Se Atene piange, Sparta non ride. Se appaiono giustificate le recriminazioni di Brindisi dopo essere stata esclusa da tutte e due le puntate di “Ulisse – Il piacere della scoperta”, celebre programma condotto da Alberto Angela in onda su Rai3, altrettanto legittimo è far notare come anche Oria sia stata, nel suo piccolo, snobbata.
Ciò, specie nel corso del primo appuntamento televisivo, trasmesso lo scorso 10 ottobre e durante il quale si è parlato, tra le altre cose, di Federico II e dei castelli di Puglia. Comprensibile l’attenzione riservata al maestoso e unico Castel del Monte di Andria, ma perché non considerare minimamente un altro unicum qual è il castello di Oria? No, non possono e non devono essere considerate attenuanti i recenti problemi – estranei alla storia – che lo circondano.

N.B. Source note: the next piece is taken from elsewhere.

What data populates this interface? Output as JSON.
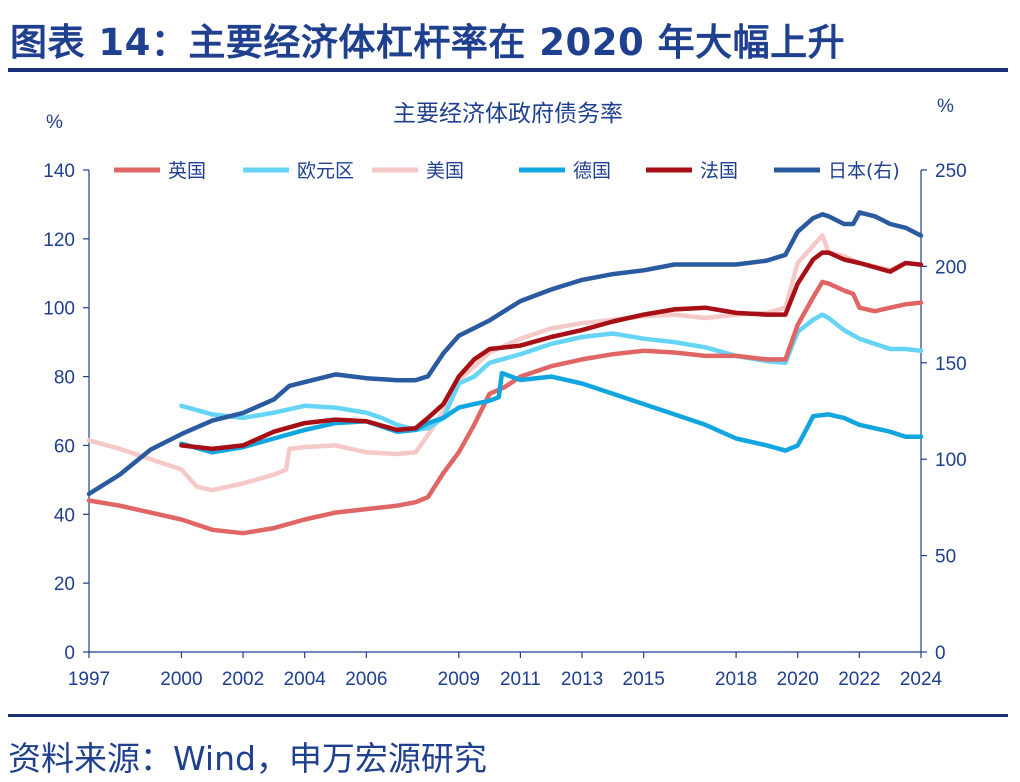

Certamente clamoroso il caso di Brindisi, questo sabato, quando si è accennato alla costruzione della Via Appia in epoca romana. L’Appia, come noto, partiva da Roma e conduceva proprio al capoluogo adriatico, passando anche da Oria. Ecco un motivo in più per il quale sarebbe stato opportuno e corretto fare una capatina anche in questi due importanti luoghi, che di cose da raccontare ne hanno eccome. Si è parlato anche della Xylella, ma neppure in questo caso nulla su quell’enclave dell’epidemia che è Oria.
D’accordo la necessità di sintesi, ma in due puntate due anche un semplice sopralluogo si sarebbe, in fondo, potuto effettuare. Così, oltre che delle grotte di Castellana, dei trulli di Alberobello, del canalone di Gravina in Puglia, della cattedrale di Trani, della Donna di Ostuni, di Castel del Monte e poi, ancora, di Lecce e del suo barocco, della cartapesta, del carnevale di Putignano, della chiesa di Santa Caterina d’Alessandria a Galatina, dell’oliveto millenario di Ostuni, di Gallipoli, della Focara di Novoli, della Grecìa Salentina, della cripta dei Santi Stefani di Vaste (Poggiardo), della chiesetta di Santo Stefano a Soleto, dell’olio d’oliva, del pane, delle friselle, della pasta fresca, dei pomodori, dei lampascioni, dei formaggi, dei ceci, dell’uva, del vino, di Taranto, dei delfini di Taranto, del Museo Archeologico, degli artigiani tarantini, di navi e marinai, del castello aragonese, delle cozze, di Otranto, di pizzi merletti e ricami, del lago rosso nell’ex cava di bauxite, della Zinzulusa, della grotta dei Cervi a Porto Badisco, della grotta della poesia a Roca Vecchia, del faro di Punta Palascìa, del Salento nel cinema, dell’Alba dei popoli; oltre che di tutto ciò, di sicuro in grado di tramandare millenni di civiltà, non si sarebbe proprio potuto volgere uno sguardo – magari anche fugace – a Brindisi e poi a Oria, che vanta 3mila anni di storia?